É importante esclarecer quais desses dados poderão ser tratados e qual a finalidade de cada tratamento.
4. Dados de dependentes, crianças e adolescentes
Empresas normalmente tratam dados de filhos e dependentes para fins de:
-
plano de saúde;
-
seguro de vida;
-
salário-família;
-
Imposto de Renda;
-
benefícios corporativos.
Esses tratamentos também devem ser informados ao colaborador.
5. Sistemas utilizados pelo RH
O documento deve indicar em quais sistemas os dados poderão ser armazenados e tratados.
Entre eles:
-
folha de pagamento;
-
controle de ponto;
-
admissão digital;
-
portal do colaborador;
-
assinatura eletrônica;
-
gestão de benefícios;
-
eSocial;
-
plataformas de treinamento;
-
sistemas de medicina ocupacional.
Isso demonstra transparência sobre o ambiente tecnológico utilizado pela empresa.

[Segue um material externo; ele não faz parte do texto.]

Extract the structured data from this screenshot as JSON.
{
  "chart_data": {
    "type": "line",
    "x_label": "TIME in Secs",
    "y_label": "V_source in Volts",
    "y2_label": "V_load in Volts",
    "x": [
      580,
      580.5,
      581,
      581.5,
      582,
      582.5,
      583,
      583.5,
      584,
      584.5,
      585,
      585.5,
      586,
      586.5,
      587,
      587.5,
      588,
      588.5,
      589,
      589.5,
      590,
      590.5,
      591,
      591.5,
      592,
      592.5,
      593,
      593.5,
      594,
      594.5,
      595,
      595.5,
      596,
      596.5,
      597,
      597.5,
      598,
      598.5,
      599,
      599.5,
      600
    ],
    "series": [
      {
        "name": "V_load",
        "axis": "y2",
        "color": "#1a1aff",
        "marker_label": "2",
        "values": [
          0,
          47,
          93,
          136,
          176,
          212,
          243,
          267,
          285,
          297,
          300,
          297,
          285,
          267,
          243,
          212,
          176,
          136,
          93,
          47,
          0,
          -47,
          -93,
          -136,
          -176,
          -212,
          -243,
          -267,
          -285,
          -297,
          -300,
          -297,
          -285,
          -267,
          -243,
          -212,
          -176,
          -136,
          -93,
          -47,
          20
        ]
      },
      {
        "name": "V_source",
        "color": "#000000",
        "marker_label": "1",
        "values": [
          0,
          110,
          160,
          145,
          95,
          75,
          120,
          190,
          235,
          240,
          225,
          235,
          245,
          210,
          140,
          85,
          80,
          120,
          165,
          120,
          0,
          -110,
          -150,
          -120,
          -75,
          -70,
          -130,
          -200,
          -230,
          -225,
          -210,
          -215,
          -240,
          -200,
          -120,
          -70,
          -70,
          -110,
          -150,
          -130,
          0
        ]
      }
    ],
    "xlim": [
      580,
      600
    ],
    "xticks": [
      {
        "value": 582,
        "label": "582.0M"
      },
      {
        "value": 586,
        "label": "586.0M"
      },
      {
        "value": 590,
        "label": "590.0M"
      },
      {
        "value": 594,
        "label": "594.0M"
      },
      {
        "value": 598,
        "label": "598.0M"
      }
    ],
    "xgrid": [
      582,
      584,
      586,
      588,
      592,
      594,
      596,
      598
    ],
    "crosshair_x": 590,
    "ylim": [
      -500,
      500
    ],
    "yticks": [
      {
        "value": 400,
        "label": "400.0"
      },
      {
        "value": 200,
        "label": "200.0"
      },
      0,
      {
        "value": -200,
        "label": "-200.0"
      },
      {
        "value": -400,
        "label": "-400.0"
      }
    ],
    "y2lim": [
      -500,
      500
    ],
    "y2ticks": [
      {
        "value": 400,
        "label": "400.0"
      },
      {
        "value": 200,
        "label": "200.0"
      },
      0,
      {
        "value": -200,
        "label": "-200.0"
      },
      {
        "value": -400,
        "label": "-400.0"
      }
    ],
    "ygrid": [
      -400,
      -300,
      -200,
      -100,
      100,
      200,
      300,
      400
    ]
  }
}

6. Finalidade do tratamento
A LGPD exige que toda coleta de dados tenha finalidade específica.
Uma boa prática consiste em apresentar uma tabela relacionando operadores, sistemas e respectivas finalidades.
| Operador/Sistema | Finalidade |
|---|---|
| Sistema de Folha | Processamento da folha de pagamento |
| eSocial | Cumprimento das obrigações legais |
| Plano de Saúde | Administração do benefício |
| Controle de Ponto | Gestão da jornada |
| Medicina Ocupacional | Saúde e Segurança do Trabalho |
| Banco Conveniado | Pagamento de salários |
7. Direitos do titular
O colaborador deve ser informado sobre seus direitos previstos na LGPD.
Entre eles:
-
confirmação do tratamento;
-
acesso aos dados;
-
correção de informações;
-
atualização cadastral;
-
informações sobre compartilhamentos;
-
canais para esclarecimentos.
Também é recomendável informar o contato do Encarregado pelo Tratamento de Dados (DPO), quando houver.
8. Prazo de retenção dos dados
O desligamento do colaborador não significa a eliminação imediata de seus dados.
Grande parte das informações deverá permanecer armazenada durante os prazos legais previstos na legislação trabalhista, previdenciária, tributária e fiscal.
O Aviso de Privacidade deve esclarecer essa necessidade.
9. Medidas de segurança
Embora a LGPD não determine tecnologias específicas, é importante informar que a empresa adota medidas técnicas e administrativas para proteger os dados contra:
-
acessos não autorizados;
-
perda;
-
alteração;
-
divulgação indevida;
-
destruição acidental.
Essa informação reforça o compromisso da organização com a proteção das informações.
10. Atualizações do documento
O Aviso de Privacidade deve prever que poderá ser atualizado sempre que houver mudanças na legislação, nos processos internos ou nos operadores responsáveis pelo tratamento.
Também é recomendável informar como os colaboradores serão comunicados sobre futuras alterações.
Muito além de um documento
Mais do que cumprir uma exigência legal, um Aviso de Privacidade bem estruturado demonstra maturidade na governança de dados e fortalece a relação de confiança entre empresa e colaboradores.
A adequação à LGPD envolve processos, tecnologia, pessoas e transparência. O documento é apenas uma das etapas de um programa consistente de proteção de dados.